他的作业原先是很标准的模范作业本,是能被青年教师收藏起来教化下一届的那种。
可到了沈勘手里一整个画风突变,公式计算全在本子上,必须得在他打的草稿里找答案。文科老师看他的字很头疼,理科老师同样表示找你妹。
“为什么?”盛郁一脸茫然地问。
“你还好意思问为什么?”沈勘简直要被这死人机气笑了,“因为你非要做啊!什么毛病?你无敌了真的,我第一次见有人一口能喝成这样的!喝高了也就算了,你知不知道你有多烦人?!”
【急急大王】:我靠还有后续!这是什么?强制么!事情忽然变得有趣起来了呢!
【性感母蟑螂】:哎呦,这个节骨眼儿啄木鸟叫我去办公室,兄弟姐妹们瓜先放一放哈,等我回来再吃!
“那我为什么会在宿舍?”盛郁把作业合上,一本本夹好传到前面,交完眼不见心为净。
这个问题把沈勘问住了,托着腮不知道怎么回答,好一会儿才斩钉截铁地说,“其实那天我也喝高了。”
按照某人那天走路顺拐的程度,出了校门大概紫微星人生已经重开了吧。
盛郁偏过头有些失笑,沈勘这个牛头不对马嘴的回答很出人意料。
“可是,”盛郁凑得近了些,喉结滚动了两下,用只有他们二人能听见的声音问,“为什么我会在你的床上?”
算他圣母心泛滥行不行?沈勘很后悔因为自己一时的圣母心,做出了把盛郁捡回宿舍的决定。他甚至想不明白为什么睡在自己床上的是盛郁,心虚的却是他自己,于是乎更恼羞成怒地一脚把对方的椅子蹬远,“你没完了?一天到晚问什么呢?”
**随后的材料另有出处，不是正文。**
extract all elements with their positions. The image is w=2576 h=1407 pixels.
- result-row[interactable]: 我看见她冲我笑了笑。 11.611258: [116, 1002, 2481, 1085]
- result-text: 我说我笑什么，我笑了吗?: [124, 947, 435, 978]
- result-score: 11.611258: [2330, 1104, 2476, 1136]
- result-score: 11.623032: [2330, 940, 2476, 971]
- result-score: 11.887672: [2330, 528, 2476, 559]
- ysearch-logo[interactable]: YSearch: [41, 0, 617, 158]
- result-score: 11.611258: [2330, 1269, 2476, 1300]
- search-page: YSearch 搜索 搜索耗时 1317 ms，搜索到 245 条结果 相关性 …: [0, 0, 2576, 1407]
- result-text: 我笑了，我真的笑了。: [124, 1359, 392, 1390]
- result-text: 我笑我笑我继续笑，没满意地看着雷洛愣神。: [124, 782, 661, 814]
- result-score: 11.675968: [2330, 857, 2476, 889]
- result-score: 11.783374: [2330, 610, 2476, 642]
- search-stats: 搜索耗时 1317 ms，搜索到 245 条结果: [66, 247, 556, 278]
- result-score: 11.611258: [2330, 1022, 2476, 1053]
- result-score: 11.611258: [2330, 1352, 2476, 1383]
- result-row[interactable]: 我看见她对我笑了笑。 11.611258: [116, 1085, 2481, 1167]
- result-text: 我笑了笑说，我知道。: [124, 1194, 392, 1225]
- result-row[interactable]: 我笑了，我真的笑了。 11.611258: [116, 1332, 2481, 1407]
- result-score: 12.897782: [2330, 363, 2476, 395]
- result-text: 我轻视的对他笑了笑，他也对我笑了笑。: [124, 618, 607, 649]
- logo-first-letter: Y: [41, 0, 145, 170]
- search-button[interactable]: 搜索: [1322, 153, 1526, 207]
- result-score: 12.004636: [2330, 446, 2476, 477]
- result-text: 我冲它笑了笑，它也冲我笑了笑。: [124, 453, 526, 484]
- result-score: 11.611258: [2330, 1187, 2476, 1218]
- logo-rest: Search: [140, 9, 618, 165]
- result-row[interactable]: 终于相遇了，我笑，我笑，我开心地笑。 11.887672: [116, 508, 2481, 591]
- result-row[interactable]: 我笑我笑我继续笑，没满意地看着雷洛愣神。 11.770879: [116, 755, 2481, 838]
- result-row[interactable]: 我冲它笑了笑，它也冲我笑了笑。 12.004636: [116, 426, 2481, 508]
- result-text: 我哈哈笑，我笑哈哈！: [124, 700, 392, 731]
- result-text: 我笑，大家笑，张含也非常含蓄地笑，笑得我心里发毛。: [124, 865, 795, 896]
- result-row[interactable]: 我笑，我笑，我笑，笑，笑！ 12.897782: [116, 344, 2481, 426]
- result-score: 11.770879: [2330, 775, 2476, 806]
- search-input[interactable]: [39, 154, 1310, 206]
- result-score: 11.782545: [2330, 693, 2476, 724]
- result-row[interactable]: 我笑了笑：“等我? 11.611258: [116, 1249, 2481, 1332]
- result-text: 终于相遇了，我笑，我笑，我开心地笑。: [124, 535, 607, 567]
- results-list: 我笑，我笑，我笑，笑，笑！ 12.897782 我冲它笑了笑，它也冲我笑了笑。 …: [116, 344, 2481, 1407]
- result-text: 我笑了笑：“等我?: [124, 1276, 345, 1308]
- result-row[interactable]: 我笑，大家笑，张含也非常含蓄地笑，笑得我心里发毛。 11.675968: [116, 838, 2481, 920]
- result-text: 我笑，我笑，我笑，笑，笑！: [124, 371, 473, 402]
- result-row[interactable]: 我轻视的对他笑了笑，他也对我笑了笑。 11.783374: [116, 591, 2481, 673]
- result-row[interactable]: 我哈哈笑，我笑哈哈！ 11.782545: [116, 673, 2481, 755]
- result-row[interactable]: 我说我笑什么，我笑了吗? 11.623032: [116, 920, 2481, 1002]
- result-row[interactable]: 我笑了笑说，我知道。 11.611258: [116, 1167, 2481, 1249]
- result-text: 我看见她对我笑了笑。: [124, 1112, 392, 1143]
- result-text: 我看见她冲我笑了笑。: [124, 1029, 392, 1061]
“那个,沈勘?”【性感母蟑螂】马甲下的宣传委员试探地打断他们,往沈勘课桌上塞了张纸,“啄木鸟跟我说这期的黑板报由你负责,你知道吧?”
沈勘轻“嗯”了一声,一改面对盛郁时的龇牙咧嘴,在人前又换了副斯文形象。
“你有想法或者例图的话可以告诉我。这期时间紧任务重,周五评分检查。”宣传委员说。
“就咱俩么?”沈勘扫视了一眼评分标准。
“对,”宣传委员讪讪地笑了笑,“占课余时间嘛,这活儿确实缺人。”
“我也来,”盛郁主动请缨,转头问宣传委员,“可以么?”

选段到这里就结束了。